Above, the blue-white lightning zig-zagged and the boom of the thunder shook the earth. A huge elm shivered and shrieked as if in agony as a darting tongue of flame enwrapped it like a yellow serpent, splitting its heart in twain.
Billy found himself, face down, on the wet moss. Maurice was tugging at his arm. The stricken tree had burst into flame, beneath the ghostly light of which path, creek and pine-grove stood out clear-limned as a cameo against a velvet background. Billy noted this as he sat dazedly up. He and Maurice were alone; old Harry had vanished.
"He's gone," Maurice answered his chum's look. "Took to his heels when the lightnin' struck that elm. The shock knocked us both down. He was gone when I come to."
Billy grinned a wan grin and pressed his knuckles against his aching eyes. "So's my milk-snake," he said. "Guess I spilled him out o' my pocket when I fell. Gee! that was a close call. Say, Maurice, ain't it queer though? I was feelin' mighty scared an' trembly afore that bolt fell, but now I feel nervy enough to tackle any ghost. How 'bout you?"
"By gosh! that's jest how I feel, Bill. That lightnin' knocked all the scare plumb out o' me. I don't like these no-rain sort of thunderstorms though," he added. "They're always slashin' out when they're least expected."
"Well, the lightnin' part of this un's about past us, Maurice. But the rain's comin'. Guess that ol' elm's done fer. She's dead, though, else she wouldn't burn like that. By hokey!" he broke off, "will you look here?"
He picked up something that glittered in the firelight, and held it up for his chum's inspection.
"Old Harry's fairy arrer," gasped Maurice. "Oh say, Bill, ain't that lucky? He must have lost it in his scramble to get away."
"Likely. Now I move we go right over into that ha'nted grove. What you say?"
Maurice swallowed hard, "I'm blame fool enough fer anythin' since I got knocked silly by that bolt," he answered, "so I'm game if you are."

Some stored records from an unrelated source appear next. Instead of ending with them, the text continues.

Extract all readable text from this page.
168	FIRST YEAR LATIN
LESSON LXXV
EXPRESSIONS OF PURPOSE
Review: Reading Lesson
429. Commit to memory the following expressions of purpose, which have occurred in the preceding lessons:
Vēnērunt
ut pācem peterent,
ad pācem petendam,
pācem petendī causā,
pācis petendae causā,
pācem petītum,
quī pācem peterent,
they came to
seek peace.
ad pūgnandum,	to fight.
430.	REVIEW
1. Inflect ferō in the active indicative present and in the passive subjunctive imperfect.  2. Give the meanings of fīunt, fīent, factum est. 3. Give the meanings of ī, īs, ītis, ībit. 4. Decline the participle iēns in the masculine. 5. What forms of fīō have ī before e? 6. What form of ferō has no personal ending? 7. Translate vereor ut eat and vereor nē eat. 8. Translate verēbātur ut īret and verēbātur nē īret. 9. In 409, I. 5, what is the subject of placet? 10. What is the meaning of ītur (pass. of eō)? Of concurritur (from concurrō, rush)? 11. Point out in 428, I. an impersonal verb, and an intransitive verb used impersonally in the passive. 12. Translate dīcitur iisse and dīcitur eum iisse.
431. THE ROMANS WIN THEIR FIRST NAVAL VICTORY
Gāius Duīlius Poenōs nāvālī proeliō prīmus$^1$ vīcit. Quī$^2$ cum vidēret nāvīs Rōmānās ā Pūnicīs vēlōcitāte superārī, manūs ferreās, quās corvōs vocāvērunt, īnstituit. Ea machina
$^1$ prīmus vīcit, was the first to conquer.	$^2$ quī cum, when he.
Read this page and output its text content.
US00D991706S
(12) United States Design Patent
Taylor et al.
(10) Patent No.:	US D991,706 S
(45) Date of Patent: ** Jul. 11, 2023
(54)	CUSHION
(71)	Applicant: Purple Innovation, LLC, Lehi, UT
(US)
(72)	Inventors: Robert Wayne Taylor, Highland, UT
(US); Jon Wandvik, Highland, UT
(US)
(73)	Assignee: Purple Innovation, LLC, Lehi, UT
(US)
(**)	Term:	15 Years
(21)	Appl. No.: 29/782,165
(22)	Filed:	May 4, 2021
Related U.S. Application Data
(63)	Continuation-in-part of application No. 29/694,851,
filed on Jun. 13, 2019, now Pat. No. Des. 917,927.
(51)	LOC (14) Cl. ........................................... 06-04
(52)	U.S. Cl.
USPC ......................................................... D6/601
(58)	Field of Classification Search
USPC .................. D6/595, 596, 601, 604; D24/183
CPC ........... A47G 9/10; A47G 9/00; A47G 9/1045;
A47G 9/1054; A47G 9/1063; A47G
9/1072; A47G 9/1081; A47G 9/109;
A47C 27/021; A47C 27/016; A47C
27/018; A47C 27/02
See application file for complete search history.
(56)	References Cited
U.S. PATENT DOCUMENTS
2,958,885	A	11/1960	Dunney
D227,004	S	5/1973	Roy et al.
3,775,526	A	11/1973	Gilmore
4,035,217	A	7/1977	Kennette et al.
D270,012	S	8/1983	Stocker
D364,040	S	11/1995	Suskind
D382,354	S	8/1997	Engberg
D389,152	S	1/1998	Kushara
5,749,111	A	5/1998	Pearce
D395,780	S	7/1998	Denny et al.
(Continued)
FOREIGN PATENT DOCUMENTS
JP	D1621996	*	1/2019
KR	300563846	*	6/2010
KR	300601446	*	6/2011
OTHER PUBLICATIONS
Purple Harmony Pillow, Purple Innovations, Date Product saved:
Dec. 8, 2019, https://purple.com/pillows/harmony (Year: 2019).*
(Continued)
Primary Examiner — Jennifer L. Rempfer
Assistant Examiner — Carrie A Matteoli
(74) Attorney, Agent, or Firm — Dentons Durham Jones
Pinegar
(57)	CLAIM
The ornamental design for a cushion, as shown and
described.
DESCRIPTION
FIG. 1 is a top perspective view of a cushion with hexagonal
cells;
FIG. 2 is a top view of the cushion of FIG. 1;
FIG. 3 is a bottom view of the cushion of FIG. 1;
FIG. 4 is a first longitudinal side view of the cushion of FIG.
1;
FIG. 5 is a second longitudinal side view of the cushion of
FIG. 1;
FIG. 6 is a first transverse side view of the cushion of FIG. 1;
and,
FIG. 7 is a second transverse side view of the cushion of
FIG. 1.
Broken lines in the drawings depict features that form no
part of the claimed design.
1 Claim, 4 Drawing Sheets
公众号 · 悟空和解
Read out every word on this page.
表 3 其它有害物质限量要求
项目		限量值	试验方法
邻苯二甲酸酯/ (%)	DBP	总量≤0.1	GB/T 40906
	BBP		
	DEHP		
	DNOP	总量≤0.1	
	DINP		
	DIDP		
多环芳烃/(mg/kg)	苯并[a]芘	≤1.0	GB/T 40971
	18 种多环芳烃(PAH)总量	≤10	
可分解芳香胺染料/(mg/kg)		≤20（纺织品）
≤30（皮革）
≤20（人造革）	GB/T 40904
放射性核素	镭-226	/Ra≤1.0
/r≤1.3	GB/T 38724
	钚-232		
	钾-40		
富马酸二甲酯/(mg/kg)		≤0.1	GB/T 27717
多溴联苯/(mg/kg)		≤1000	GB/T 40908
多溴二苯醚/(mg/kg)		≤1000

"Watch out!" warned Billy, grasping him by the arm and jerking him to one side, "that struck elm is goin' to fall." A rainbow of flame flashed close before the boys, as the stricken tree crashed across the path, hurling forth a shower of sparks as it came to earth. Then inky darkness followed and from the black canopy which a moment ago had seemed to touch the tree tops the rain fell in torrents.
"Bill, Oh Bill! where 'bouts are you?" Maurice's voice sounded muffled and far away to his chum's ears.
"I'm right here," he answered.
"Gollies! but ain't it dark? I can't see anythin' of you, Bill."
"Ner me, either. I guess we'll have to give up the hunt fer t'night, Maurice. Anyways, we don't know jest how to work ol' Harry's fairy arrer."
"No, we'll have to find out. Say, Bill, where 'bouts is the path?"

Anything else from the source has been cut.